Supporting the Defenders of the Second Amendment
List of proposed amendments to the United States Constitution
This list contains proposed amendments to the United States Constitution. Article Five of the United States Constitution allows for two methods of proposing amendments: through Congress or through a convention called for by the states.
Representatives and Senators typically collectively propose up to 200 amendments during each term of Congress; most never get out of Congressional committees. Few proposed amendments pass the first constitutional hurdle: approval by two-thirds majorities in both Houses of Congress. For more information on amendments that have been approved by Congress, but not by the state legislatures, see the section of this page titled Amendments approved by Congress and awaiting ratification. The Constitution also allows state legislatures to call for "a Convention for proposing Amendments"; while many states have at different times called for such a convention, the requirement that two-thirds of states call for such a convention before one can be held has never been met.
Only 33 such proposals in U.S. history (including the 27 that were ratified) have received the two-thirds vote in Congress necessary to present them to the states. The framers intended that it be difficult to change the Constitution, but not so difficult as to render it an inflexible instrument of government. Their prescription drew upon their experience with the Articles of Confederation, which had been the United States' previous supreme law since 1781, and which required a unanimous vote of 13 states to amend. This unanimity proved impossible to obtain, and the framers therefore laid out a less stringent process for amending the Constitution in Article V.

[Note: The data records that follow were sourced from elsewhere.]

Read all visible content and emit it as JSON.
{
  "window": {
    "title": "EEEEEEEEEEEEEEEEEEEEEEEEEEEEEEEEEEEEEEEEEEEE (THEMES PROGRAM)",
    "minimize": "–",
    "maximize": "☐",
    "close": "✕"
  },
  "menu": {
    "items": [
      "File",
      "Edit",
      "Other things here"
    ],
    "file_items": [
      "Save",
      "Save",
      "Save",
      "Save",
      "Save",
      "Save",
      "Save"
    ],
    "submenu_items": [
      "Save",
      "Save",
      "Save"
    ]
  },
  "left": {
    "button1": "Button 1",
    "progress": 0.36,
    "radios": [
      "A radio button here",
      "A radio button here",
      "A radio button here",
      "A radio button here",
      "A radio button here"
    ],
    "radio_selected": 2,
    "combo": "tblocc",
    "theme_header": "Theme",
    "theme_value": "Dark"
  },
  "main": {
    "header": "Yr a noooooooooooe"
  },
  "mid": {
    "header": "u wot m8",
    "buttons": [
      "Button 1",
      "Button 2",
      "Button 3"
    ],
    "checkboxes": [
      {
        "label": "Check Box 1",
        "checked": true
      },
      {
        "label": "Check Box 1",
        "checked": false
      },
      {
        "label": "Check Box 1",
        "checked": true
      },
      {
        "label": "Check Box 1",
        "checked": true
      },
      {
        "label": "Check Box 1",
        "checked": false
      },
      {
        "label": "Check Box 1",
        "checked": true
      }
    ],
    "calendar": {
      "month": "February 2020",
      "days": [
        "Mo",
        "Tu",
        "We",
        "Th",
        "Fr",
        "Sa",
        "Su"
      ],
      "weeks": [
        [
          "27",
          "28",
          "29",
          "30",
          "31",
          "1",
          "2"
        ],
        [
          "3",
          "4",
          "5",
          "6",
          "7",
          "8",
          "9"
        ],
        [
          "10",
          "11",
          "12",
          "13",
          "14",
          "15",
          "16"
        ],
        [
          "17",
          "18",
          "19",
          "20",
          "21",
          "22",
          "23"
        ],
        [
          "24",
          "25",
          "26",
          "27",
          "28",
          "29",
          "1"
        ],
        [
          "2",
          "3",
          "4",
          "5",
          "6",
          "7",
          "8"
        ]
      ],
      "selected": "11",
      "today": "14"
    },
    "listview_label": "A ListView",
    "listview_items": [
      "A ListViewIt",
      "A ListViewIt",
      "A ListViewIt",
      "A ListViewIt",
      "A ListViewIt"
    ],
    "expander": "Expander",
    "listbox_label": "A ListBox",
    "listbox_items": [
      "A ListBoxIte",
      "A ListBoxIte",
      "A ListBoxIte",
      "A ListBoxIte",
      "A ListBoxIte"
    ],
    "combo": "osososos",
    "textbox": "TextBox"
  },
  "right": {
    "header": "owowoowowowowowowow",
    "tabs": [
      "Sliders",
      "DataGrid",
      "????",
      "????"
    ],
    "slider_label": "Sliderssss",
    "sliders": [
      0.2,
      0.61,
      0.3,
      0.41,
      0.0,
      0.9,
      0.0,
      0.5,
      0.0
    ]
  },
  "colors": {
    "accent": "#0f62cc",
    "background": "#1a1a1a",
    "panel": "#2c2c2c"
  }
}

The passage of the Twenty-seventh Amendment to the United States Constitution in 1992, 202 years after it had been approved by Congress, spurred interest in the subject from the general public. Under the U.S. Supreme Court's landmark decision in Coleman v. Miller, 307 U.S. 433 (1939), any proposed amendment which has been submitted to the states for ratification and does not specify a ratification deadline may be ratified by the states at any time. In Coleman, the Supreme Court further ruled that the ratification of a constitutional amendment is political in nature—and so not a matter properly assigned to the judiciary.